For the avoidance of doubt, this Section 6(b) does not affect any right the Licensor may have to seek remedies for Your violations of this Public License.

c. For the avoidance of doubt, the Licensor may also offer the Licensed Material under separate terms or conditions or stop distributing the Licensed Material at any time; however, doing so will not terminate this Public License.

d. Sections 1, 5, 6, 7, and 8 survive termination of this Public License.

Section 7 -- Other Terms and Conditions.

a. The Licensor shall not be bound by any additional or different terms or conditions communicated by You unless expressly agreed.

b. Any arrangements, understandings, or agreements regarding the Licensed Material not stated herein are separate from and independent of the terms and conditions of this Public License.

Section 8 -- Interpretation.

a. For the avoidance of doubt, this Public License does not, and shall not be interpreted to, reduce, limit, restrict, or impose conditions on any use of the Licensed Material that could lawfully be made without permission under this Public License.

b. To the extent possible, if any provision of this Public License is deemed unenforceable, it shall be automatically reformed to the minimum extent necessary to make it enforceable. If the provision cannot be reformed, it shall be severed from this Public License without affecting the enforceability of the remaining terms and conditions.

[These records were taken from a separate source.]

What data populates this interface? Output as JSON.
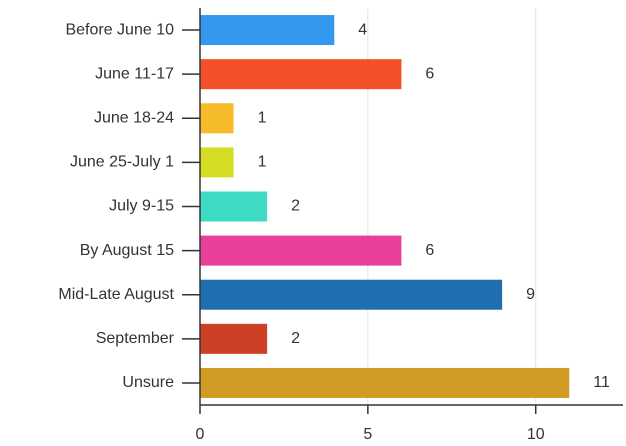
{
  "chart_data": {
    "type": "hbar",
    "categories": [
      "Before June 10",
      "June 11-17",
      "June 18-24",
      "June 25-July 1",
      "July 9-15",
      "By August 15",
      "Mid-Late August",
      "September",
      "Unsure"
    ],
    "values": [
      4,
      6,
      1,
      1,
      2,
      6,
      9,
      2,
      11
    ],
    "colors": [
      "#3399ee",
      "#f4502a",
      "#f6bb2a",
      "#d4dd22",
      "#3ddbc3",
      "#e8409a",
      "#1f6fb0",
      "#cc4125",
      "#d09b22"
    ],
    "xlim": [
      0,
      12.6
    ],
    "xticks": [
      0,
      5,
      10
    ],
    "grid": true
  }
}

c. No term or condition of this Public License will be waived and no failure to comply consented to unless expressly agreed to by the Licensor.

d. Nothing in this Public License constitutes or may be interpreted as a limitation upon, or waiver of, any privileges and immunities that apply to the Licensor or You, including from the legal processes of any jurisdiction or authority.